Law Enforcement Operations Targeting Dark Web Markets

• Archetyp was dismantled in 2025 after a 6-country operation; it had 600,000+ users, 17,000+ listings, and €250 million in illicit transactions.
• Operation SpecTor led to 288 arrests, the largest JCODE result at the time, and seized 117 firearms plus $53.4 million in cash and virtual currencies.
• Hydra Market processed about $5.2 billion in cryptocurrency since 2015, and investigators linked around $8 million in ransomware proceeds to its wallets.
• Darknet market takedowns can shift traffic fast, with one 2026 analysis noting that displaced vendors and buyers often migrate to surviving platforms after a seizure or exit.
• Bulletproof hosting enforcement intensified in 2025, including a case involving 250 servers and 80+ cybercrime investigations tied to one hosting service.
• Cryptocurrency-related cybercrime losses reached $11.36 billion in 2025, showing why law enforcement kept expanding crypto-focused financial investigations.
• Ransomware payments still totaled more than $820 million on-chain in 2025, even after a year-over-year decline, showing continued pressure on criminal ecosystems.
• Cybercrime disruption campaigns continued to hit ransomware infrastructure, with one 2025 report noting 57 new ransomware groups and 27 extortion groups emerging despite enforcement pressure.
• A major 2025 crackdown on crypto fraud centers led to 276 arrests and the seizure of over $701 million in cryptocurrency.

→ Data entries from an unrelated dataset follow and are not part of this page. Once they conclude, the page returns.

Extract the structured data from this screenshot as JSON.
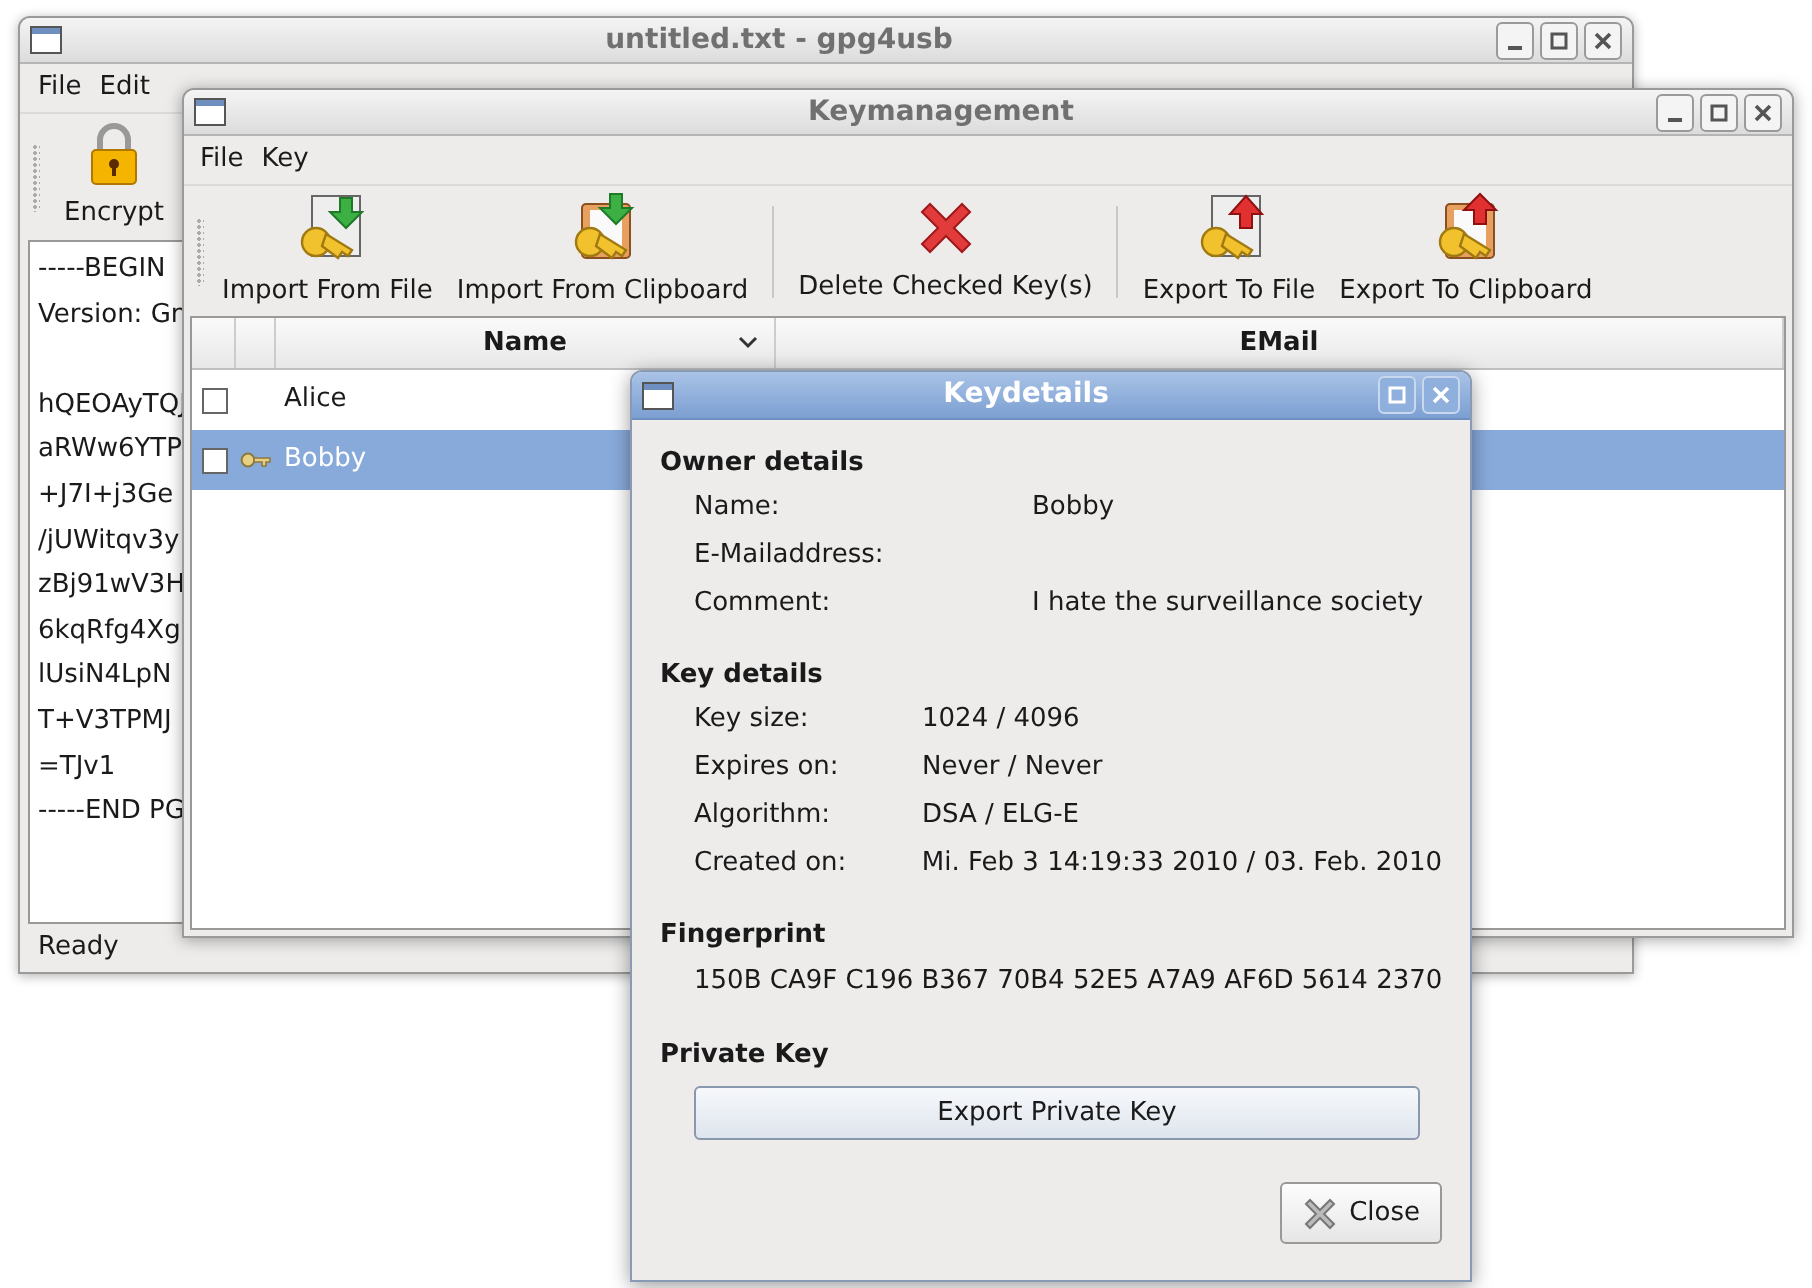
{
  "main_window": {
    "title": "untitled.txt - gpg4usb",
    "menu": [
      "File",
      "Edit"
    ],
    "toolbar": [
      {
        "label": "Encrypt",
        "kind": "lock"
      }
    ],
    "editor_paragraphs": [
      [
        "-----BEGIN",
        "Version: Gn"
      ],
      [
        "hQEOAyTQJ",
        "aRWw6YTP",
        "+J7I+j3Ge",
        "/jUWitqv3y",
        "zBj91wV3H",
        "6kqRfg4Xg",
        "lUsiN4LpN",
        "T+V3TPMJ",
        "=TJv1",
        "-----END PG"
      ]
    ],
    "status_bar": "Ready"
  },
  "keymanagement": {
    "title": "Keymanagement",
    "menu": [
      "File",
      "Key"
    ],
    "toolbar_groups": [
      [
        {
          "label": "Import From File",
          "kind": "import-file"
        },
        {
          "label": "Import From Clipboard",
          "kind": "import-clipboard"
        }
      ],
      [
        {
          "label": "Delete Checked Key(s)",
          "kind": "delete"
        }
      ],
      [
        {
          "label": "Export To File",
          "kind": "export-file"
        },
        {
          "label": "Export To Clipboard",
          "kind": "export-clipboard"
        }
      ]
    ],
    "table": {
      "columns": [
        {
          "label": "Name",
          "sorted": true
        },
        {
          "label": "EMail",
          "sorted": false
        }
      ],
      "rows": [
        {
          "name": "Alice",
          "checked": false,
          "selected": false,
          "secret": false
        },
        {
          "name": "Bobby",
          "checked": false,
          "selected": true,
          "secret": true
        }
      ]
    }
  },
  "keydetails": {
    "title": "Keydetails",
    "sections": [
      {
        "heading": "Owner details",
        "kind": "wide-fields",
        "fields": [
          {
            "label": "Name:",
            "value": "Bobby"
          },
          {
            "label": "E-Mailaddress:"
          },
          {
            "label": "Comment:",
            "value": "I hate the surveillance society"
          }
        ]
      },
      {
        "heading": "Key details",
        "kind": "fields",
        "fields": [
          {
            "label": "Key size:",
            "value": "1024 / 4096"
          },
          {
            "label": "Expires on:",
            "value": "Never / Never"
          },
          {
            "label": "Algorithm:",
            "value": "DSA / ELG-E"
          },
          {
            "label": "Created on:",
            "value": "Mi. Feb 3 14:19:33 2010 / 03. Feb. 2010"
          }
        ]
      },
      {
        "heading": "Fingerprint",
        "kind": "text",
        "text": "150B CA9F C196 B367 70B4 52E5 A7A9 AF6D 5614 2370"
      },
      {
        "heading": "Private Key",
        "kind": "button",
        "button": "Export Private Key"
      }
    ],
    "close_button": "Close"
  }
}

Frequently Asked Questions (FAQs)

Conclusion

Dark web activity reflects a rapidly evolving underground economy powered by ransomware operations, cryptocurrency payments, identity theft, and cybercrime-as-a-service ecosystems. While international law enforcement agencies continue dismantling marketplaces and seizing illicit infrastructure, threat actors adapt quickly through decentralized platforms, encrypted communication tools, and AI-enhanced fraud techniques. At the same time, enterprises and governments are investing heavily in dark web monitoring, blockchain intelligence, and proactive threat detection to reduce cyber risk exposure.

As digital crime operations become more organized and globally connected, understanding dark web statistics has become essential for cybersecurity teams, regulators, financial institutions, and business leaders worldwide.